Trust Review

(2.5 STARS)

David Schwimmer is probably the last person you’d expect to direct a hard-hitting drama about rape, but with Trust, he’s done just that, and he does a solid job. He certainly deserves a great deal of credit for the extraordinary performances he coaxes out of all four of the main actors involved. I had a number of issues with the film on the whole, however. It often felt inauthentic—more like a PSA than a narrative film. There are some strange tonal issues (moments of the film feel as if they belong in a thriller of some kind). And the ending is far too abrupt to feel satisfying. But the performances are good enough to redeem the film, at least to a certain degree. I don’t regret watching it, but I’d say there’s definitely too much wrong with it to give it an unqualified recommendation.

Will (Clive Owen) is a successful ad executive with an adoring wife (Catherine Keener) and three wonderful children, including 14-year-old Annie (Liana Liberato). Having just started high school, Annie is a little unsure of herself, but she takes solace in the fact that she can tell anything to her closest friend, an online pal named Charlie. Her parents know, but assume the relationship is harmless. And it is for a while…until Charlie reveals that he’s not 16 but actually 20 and in college. But this doesn’t phase Annie, nor is she phased when he later admits he’s 25, not 20. This time, she’s hurt, but like Charlie says, age shouldn’t get in the way of a relationship like this. It’s not until the two actually meet that alarms start to go off. Charlie isn’t 25, he’s in his mid-thirties, but Annie is too shell-shocked to know what to do. She goes with him to his hotel room, and he has sex with her.

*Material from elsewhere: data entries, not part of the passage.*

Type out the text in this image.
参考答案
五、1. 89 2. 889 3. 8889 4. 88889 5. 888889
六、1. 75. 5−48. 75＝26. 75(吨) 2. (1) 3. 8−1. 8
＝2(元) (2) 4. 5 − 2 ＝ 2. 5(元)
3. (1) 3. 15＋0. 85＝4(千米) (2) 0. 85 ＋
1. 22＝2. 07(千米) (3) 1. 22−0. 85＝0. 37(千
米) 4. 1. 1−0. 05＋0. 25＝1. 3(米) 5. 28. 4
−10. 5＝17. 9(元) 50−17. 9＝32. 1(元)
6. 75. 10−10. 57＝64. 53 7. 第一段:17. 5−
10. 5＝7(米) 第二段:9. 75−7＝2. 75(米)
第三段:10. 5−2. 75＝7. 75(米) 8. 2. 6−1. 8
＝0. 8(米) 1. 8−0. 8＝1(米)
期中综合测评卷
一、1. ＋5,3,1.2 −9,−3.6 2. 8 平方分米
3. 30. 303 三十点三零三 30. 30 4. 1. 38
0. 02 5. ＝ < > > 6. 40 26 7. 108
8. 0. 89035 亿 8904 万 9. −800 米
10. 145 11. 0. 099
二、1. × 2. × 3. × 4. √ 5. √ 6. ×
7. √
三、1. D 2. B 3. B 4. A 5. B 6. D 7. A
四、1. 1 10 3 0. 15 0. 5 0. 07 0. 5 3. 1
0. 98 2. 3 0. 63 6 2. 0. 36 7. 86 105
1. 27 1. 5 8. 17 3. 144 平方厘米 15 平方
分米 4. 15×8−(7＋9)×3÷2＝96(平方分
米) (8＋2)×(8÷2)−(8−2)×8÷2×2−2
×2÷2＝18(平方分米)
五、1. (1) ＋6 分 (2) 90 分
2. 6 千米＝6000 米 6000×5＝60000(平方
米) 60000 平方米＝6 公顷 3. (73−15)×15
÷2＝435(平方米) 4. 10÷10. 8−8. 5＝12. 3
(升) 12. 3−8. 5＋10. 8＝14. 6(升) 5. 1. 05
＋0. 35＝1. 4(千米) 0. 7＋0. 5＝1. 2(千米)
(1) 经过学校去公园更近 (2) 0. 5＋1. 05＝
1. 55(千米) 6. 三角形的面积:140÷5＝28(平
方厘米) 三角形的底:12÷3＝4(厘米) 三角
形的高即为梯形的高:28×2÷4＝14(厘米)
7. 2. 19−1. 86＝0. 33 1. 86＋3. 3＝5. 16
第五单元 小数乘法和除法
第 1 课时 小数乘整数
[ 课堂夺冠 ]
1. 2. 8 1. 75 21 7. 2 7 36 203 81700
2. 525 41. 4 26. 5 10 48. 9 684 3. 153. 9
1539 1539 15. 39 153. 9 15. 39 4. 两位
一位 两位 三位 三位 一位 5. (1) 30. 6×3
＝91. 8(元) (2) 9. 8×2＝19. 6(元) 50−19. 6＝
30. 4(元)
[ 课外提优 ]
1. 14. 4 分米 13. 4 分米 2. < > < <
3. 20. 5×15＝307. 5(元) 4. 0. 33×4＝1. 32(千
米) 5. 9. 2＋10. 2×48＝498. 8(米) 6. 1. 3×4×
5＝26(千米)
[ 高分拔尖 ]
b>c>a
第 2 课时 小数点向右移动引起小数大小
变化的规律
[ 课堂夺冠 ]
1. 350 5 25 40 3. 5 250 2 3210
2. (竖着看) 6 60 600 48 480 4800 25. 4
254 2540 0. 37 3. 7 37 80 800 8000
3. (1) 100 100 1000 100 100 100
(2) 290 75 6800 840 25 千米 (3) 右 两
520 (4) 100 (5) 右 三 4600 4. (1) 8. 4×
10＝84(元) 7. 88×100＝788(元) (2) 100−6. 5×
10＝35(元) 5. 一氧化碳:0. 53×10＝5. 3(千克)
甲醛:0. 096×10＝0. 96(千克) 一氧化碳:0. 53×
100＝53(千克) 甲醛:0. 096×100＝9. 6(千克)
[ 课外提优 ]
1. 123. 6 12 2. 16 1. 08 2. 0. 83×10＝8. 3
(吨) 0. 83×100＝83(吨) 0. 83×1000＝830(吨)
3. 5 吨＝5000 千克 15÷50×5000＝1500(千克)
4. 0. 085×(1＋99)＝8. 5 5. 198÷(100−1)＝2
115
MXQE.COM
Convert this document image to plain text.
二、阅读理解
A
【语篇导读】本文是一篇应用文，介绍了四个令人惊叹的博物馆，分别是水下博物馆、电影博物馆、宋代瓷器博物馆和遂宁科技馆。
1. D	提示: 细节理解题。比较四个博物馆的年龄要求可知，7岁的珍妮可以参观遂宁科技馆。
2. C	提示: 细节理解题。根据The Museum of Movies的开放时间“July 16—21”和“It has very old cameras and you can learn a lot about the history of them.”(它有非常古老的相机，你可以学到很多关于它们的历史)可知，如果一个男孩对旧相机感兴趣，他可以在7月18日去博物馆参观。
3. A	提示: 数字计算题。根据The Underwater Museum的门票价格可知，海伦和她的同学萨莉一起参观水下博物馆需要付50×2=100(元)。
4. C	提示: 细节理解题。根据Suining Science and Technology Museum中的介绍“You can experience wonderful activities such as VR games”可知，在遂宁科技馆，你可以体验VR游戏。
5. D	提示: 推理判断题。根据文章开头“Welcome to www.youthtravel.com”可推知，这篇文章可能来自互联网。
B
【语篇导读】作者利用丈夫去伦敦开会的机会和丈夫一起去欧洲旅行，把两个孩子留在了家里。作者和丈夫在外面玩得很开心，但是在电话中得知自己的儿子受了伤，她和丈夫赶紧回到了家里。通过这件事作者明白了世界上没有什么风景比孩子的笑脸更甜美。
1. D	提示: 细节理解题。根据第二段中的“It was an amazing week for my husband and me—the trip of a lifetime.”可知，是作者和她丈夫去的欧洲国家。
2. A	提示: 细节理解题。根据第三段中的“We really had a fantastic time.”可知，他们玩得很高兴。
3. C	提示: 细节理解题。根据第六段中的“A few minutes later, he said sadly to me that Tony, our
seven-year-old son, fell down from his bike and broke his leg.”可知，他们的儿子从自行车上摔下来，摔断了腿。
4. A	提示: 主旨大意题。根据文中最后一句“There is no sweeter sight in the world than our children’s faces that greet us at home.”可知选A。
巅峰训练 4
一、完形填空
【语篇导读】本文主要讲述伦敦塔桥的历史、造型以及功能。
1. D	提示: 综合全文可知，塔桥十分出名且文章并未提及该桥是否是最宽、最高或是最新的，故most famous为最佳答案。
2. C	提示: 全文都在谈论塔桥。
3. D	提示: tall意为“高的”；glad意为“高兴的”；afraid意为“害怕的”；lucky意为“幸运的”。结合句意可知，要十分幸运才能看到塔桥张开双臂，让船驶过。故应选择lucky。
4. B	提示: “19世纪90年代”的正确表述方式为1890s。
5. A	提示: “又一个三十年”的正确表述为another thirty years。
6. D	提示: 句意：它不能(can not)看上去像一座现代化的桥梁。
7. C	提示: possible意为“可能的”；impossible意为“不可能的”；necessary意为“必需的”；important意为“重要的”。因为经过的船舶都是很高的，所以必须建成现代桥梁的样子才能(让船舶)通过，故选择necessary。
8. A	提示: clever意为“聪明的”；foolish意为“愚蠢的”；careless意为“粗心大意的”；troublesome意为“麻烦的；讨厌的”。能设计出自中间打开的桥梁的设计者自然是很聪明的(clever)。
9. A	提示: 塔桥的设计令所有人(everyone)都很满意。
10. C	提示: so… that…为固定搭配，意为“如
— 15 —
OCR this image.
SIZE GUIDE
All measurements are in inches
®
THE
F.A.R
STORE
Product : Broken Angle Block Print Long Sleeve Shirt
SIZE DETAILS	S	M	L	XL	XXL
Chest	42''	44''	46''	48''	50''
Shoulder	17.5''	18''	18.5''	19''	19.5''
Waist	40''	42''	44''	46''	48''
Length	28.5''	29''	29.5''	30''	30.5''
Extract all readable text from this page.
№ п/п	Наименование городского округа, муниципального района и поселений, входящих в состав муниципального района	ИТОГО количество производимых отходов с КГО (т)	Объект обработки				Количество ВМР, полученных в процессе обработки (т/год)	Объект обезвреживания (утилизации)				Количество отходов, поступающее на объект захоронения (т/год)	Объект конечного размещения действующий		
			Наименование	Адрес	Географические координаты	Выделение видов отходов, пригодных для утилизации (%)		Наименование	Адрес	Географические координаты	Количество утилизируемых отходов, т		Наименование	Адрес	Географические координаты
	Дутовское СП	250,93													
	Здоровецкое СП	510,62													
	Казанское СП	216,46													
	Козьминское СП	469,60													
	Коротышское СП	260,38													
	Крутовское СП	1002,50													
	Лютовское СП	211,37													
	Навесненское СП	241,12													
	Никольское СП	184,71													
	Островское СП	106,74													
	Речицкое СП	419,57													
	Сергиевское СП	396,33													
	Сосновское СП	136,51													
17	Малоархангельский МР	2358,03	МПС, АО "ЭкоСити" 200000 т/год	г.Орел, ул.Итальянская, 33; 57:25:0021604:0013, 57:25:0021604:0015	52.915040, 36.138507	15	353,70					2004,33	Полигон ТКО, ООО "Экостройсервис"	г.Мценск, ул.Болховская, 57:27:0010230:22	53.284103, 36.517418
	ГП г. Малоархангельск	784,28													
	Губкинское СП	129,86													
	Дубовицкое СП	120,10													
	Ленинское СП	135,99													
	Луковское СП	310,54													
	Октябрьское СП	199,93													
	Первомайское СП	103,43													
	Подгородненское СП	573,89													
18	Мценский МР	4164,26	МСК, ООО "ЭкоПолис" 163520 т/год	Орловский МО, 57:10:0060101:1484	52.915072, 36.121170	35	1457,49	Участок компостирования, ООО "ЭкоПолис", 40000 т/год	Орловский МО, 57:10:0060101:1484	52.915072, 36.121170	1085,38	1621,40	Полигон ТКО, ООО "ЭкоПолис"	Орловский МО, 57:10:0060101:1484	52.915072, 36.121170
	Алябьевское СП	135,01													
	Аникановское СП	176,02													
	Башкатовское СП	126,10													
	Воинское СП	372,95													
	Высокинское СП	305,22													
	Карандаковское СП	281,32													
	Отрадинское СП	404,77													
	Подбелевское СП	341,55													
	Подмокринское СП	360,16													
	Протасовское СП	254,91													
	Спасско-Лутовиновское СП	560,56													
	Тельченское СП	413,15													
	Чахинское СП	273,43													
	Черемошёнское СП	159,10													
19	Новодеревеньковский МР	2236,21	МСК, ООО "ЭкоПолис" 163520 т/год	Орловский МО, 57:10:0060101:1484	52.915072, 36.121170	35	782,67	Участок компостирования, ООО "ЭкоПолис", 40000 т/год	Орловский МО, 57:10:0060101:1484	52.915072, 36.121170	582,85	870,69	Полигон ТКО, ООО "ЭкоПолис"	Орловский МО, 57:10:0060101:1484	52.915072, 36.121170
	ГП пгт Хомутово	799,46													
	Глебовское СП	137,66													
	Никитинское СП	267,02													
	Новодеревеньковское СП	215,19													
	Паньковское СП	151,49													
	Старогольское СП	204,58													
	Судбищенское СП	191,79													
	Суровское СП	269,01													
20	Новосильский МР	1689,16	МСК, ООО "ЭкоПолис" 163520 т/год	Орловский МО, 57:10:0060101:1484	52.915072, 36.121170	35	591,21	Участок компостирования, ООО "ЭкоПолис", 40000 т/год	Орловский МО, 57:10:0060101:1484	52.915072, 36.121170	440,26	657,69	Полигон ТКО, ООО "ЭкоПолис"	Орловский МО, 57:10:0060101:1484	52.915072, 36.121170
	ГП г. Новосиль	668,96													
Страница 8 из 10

Soon after, Annie’s encounter with Charlie comes to the attention of the police and Annie’s parents. They’re stunned at what happened, but ultimately even more stunned that Annie wants to protect Charlie from the FBI investigators assigned to the case. She still believes in Charlie and their relationship, which drives Will crazy. He wants to kill him and becomes obsessed with tracking him down, even with his family falling apart around him. Ultimately, they both must come to terms with what happened, no matter how difficult that might seem.

As I stated earlier, the film is all about great performances. Clive Owen has never been more vulnerable and emotive than he is as Will. The character veers off in some odd directions, but he handles everything thrown at him with intensity and believability. His work is matched by that of Catherine Keener. She’s not given as much to do, but her role is no less important. Where Will becomes consumed by tracking down his child’s rapist, she worries herself more with Annie’s emotional well-being. This leads to some pretty raw and honest discussions and confrontations—some of the film’s best moments.

Both Owen and Keener are upstaged by relative newcomer Liana Liberato. Though her character borders on annoying at times, she’s a real breakout for totally giving herself over to the role and never falling into the realm of the totally hysterical. That’s not to say there aren’t any punch-to-the-gut scenes; there are. But they’re handled with care and they don’t ever feel inauthentic. If only I could say the same about the rest of the film…

My biggest issues with Trust were little moments that just felt like they didn’t belong in a film like this. One scene in which Will’s coworker finds out about the rape is one. He acts so inappropriately that it felt 100% staged, as if the filmmakers needed to show you how cavalierly some individuals act about rape. Maybe they do, but I have to think there was a better, less blatant way to convey that.

Another problem was the revenge thriller elements injected. And it’s not even the fact that Will becomes obsessed with tracking down Charlie that bothered me. That seems reasonable. It’s the ridiculous music that went along with it and the cliched things he says. Again, Owen should bear no blame for the the writing. He’s great, but I think he’s slightly cheated by the ill-conceived directions his character goes in.

If I seem a little harsher than usual about some seemingly small potatoes, it’s because Trust has so much going for it. But the final product is just off. The poor ending certainly doesn’t help matters, but even before that point, Trust feels unsatisfying on multiple levels.